Set in 1850 (remember this date, it will lead to a wonderful putdown later in the review) Banderas returns as Don Alejandro de la Vega. By day, he is a respected and beloved town leader in California, who is having some troubles in his marriage with Elena (Jones). By night, he is the legendary, mysterious, populist do-gooder known as Zorro, who battles corruption and evil with his blade, wits and trusty horse.

California is in the middle of a referendum election (they seem to have lots of those) asking voters if the territory should become a state in the United States of America. Knowing statehood will bring much needed federal law enforcement, Alejandro has promised Elena he will retire Zorro and spend more time with the family if the measure passes, but Elena is not so sure he can follow up on the guarantee. Of course, Zorro must ride again when two mysterious men discover his identity, kidnap Elena, and force her to divorce Alejandro. Months later, she resurfaces at the side of an old flame, Count Armand (Rufus Sewell), which raises Alejandro's ire and causes him to investigate strange happenings on Armand's vineyard.

What is Armand up to? Can he disrupt California statehood? Will Elena and Alejandro get back together? Is this the end of Zorro?

The Legend of Zorro is about what you expect and want if you are a fan or just looking for a good, light-hearted time at the cineplex. Director Martin Campbell fills the movie with plenty of action-filled sword fights, battles between good and evil, a cute kid to make you smile, and silly moments to make you laugh. However, you might also find yourself laughing at some of the historical inaccuracies.

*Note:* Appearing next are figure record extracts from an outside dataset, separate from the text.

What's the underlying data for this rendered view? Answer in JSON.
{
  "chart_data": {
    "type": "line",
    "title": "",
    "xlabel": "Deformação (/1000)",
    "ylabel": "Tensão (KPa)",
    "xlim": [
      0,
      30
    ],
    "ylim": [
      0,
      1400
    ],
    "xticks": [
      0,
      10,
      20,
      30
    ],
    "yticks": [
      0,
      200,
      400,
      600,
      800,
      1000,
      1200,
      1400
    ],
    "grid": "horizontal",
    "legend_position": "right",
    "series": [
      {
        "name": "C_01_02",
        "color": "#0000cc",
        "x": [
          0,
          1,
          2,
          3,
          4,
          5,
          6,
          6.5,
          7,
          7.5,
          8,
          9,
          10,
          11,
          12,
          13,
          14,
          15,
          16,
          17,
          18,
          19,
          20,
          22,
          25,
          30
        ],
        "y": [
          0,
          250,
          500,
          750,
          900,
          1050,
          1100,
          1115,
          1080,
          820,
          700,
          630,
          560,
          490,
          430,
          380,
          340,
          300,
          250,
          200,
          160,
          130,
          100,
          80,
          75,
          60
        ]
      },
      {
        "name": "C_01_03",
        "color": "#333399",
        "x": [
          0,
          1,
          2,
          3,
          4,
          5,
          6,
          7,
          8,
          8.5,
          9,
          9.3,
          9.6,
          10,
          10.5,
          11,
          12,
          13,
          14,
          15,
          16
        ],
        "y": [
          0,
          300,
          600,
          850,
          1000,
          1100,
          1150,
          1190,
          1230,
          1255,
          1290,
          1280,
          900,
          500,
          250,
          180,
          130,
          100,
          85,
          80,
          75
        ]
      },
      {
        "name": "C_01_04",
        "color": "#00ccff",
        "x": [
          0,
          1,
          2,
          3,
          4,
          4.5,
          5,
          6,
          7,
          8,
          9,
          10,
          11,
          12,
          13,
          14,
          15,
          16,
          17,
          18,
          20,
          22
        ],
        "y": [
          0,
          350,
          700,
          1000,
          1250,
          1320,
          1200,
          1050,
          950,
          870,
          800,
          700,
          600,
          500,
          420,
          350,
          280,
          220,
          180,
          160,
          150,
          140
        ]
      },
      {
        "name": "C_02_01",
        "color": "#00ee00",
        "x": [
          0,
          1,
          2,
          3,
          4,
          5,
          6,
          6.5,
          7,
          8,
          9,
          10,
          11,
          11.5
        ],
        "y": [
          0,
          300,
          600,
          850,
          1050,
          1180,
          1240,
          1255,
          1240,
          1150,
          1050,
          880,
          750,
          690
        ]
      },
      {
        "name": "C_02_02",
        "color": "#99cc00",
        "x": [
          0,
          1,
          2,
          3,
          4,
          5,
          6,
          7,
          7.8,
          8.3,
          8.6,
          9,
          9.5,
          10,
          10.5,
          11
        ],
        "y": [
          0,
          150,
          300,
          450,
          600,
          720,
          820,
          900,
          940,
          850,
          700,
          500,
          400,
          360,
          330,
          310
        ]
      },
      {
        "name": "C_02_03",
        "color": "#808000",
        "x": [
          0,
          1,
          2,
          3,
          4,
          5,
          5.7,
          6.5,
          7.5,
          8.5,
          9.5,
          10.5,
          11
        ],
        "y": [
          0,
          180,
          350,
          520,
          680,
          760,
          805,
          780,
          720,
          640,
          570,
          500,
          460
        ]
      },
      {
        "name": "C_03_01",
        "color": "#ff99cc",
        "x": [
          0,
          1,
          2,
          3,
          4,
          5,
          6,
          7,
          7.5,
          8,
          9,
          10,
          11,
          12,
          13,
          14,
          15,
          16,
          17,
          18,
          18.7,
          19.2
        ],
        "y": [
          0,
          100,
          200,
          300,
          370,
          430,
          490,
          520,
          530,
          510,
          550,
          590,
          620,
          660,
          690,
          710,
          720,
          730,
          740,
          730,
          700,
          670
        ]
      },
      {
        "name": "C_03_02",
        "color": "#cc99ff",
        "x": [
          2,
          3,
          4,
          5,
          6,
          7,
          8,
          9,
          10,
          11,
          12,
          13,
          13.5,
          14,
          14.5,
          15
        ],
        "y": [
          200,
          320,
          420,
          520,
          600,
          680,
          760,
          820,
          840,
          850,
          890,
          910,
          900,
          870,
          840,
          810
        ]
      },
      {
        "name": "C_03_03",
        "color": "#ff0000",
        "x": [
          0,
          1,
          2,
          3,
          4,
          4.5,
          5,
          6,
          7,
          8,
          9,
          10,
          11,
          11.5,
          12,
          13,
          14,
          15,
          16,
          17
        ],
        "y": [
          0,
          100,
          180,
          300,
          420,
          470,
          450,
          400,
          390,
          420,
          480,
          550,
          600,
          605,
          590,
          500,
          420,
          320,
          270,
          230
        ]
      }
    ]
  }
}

One member of Armand's grand scheme (and you know Armand has a scheme because he is the bad guy who has stolen Zorro's woman) is supposed to be a CONFEDERATE General, which is hard to do when the Confederacy did not come into creation until 1861! In another scene, we are treated to a man who looks REMARKABLY like Abraham Lincoln! This is impossible since Lincoln spent 1850 mourning the loss of his son and traveling Illinois' 8th Circuit Court as a lawyer (the district covered 400 miles and 14 counties, earning Lincoln the reputation of being a top notch lawyer). He was several years removed from his time in Congress, and a few years before his re-entrance into politics, so Lincoln has no reason to be in California, even if it was a vacation.

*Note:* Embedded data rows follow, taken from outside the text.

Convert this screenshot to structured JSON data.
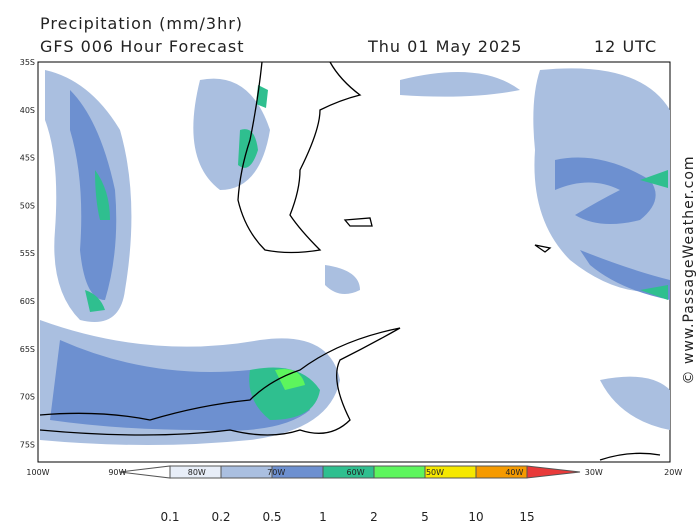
{
  "header": {
    "title": "Precipitation (mm/3hr)",
    "subtitle": "GFS 006 Hour Forecast",
    "date": "Thu 01 May 2025",
    "time": "12 UTC"
  },
  "map": {
    "latitudes": [
      "35S",
      "40S",
      "45S",
      "50S",
      "55S",
      "60S",
      "65S",
      "70S",
      "75S"
    ],
    "longitudes": [
      "100W",
      "90W",
      "80W",
      "70W",
      "60W",
      "50W",
      "40W",
      "30W",
      "20W"
    ]
  },
  "legend": {
    "levels": [
      0.1,
      0.2,
      0.5,
      1,
      2,
      5,
      10,
      15
    ]
  },
  "credit": "© www.PassageWeather.com"
}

Campbell and the writers (Alex Kurtzman and Roberto Orci ) get burned twice for these inaccuracies. First, you don't need the Civil War angle to make the grand scheme more interesting or compelling. The plot, while a little silly and reminiscent of other movies, is good enough to keep the film's action moving forward with a purpose. Second, they look like idiots to anyone with a basic understanding of American history. I know Campbell is from New Zealand, so I can cut him some slack (he doesn't have to know this stuff like a High School Sophomore in America should), but someone from the studio should have sent him a history book before the movie started filming (probably someone at the studio who failed American History while a sophomore in high school). You might as well have Arnold Schwarzenegger showing up to play the Governor of California complete with limo and driver. Maybe Zorro can chill out while listening to his iPod (in his case, a zPod). These gross mistakes take away from our enjoyment of an otherwise fun movie.

Again, Banderas proves he is an underrated actor. His smoldering charisma, physical ability to make the action look real and comic chops make Banderas the best part of The Legend of Zorro. He gets the audience riled up and on his side as he battles the bad guys. Jones does what she can with limited screen time, especially as her role becomes more important towards the end, and she is able to shine as the equally tough battling wife of the hero.

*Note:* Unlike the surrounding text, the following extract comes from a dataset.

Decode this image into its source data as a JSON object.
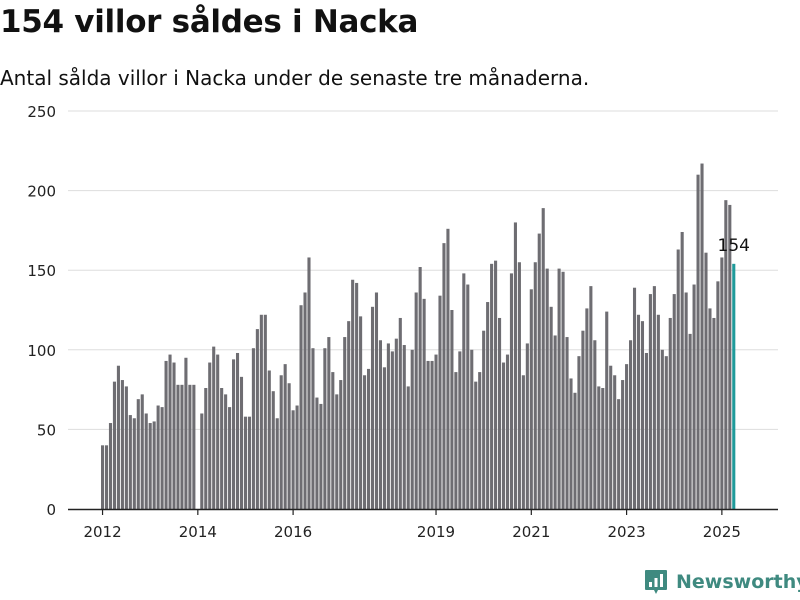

Rounding out the cast is little Adrian Alonso as Joaquin -Alejandro and Elena's smart mouthed, Zorro-loving son. While his story is the most predictable (he loves Zorro, not so enamored with Dad, and will face a big shock when he finds out they are the same person, kid must feel like he is in a soap opera), Alonso is a treat whether getting involved in the fighting, rolling off one-liners or getting to meet his hero.

The Legend of Zorro has a great pace, good action, and fun acting. Just make sure you get a history lesson from your teachers and not the Cineplex.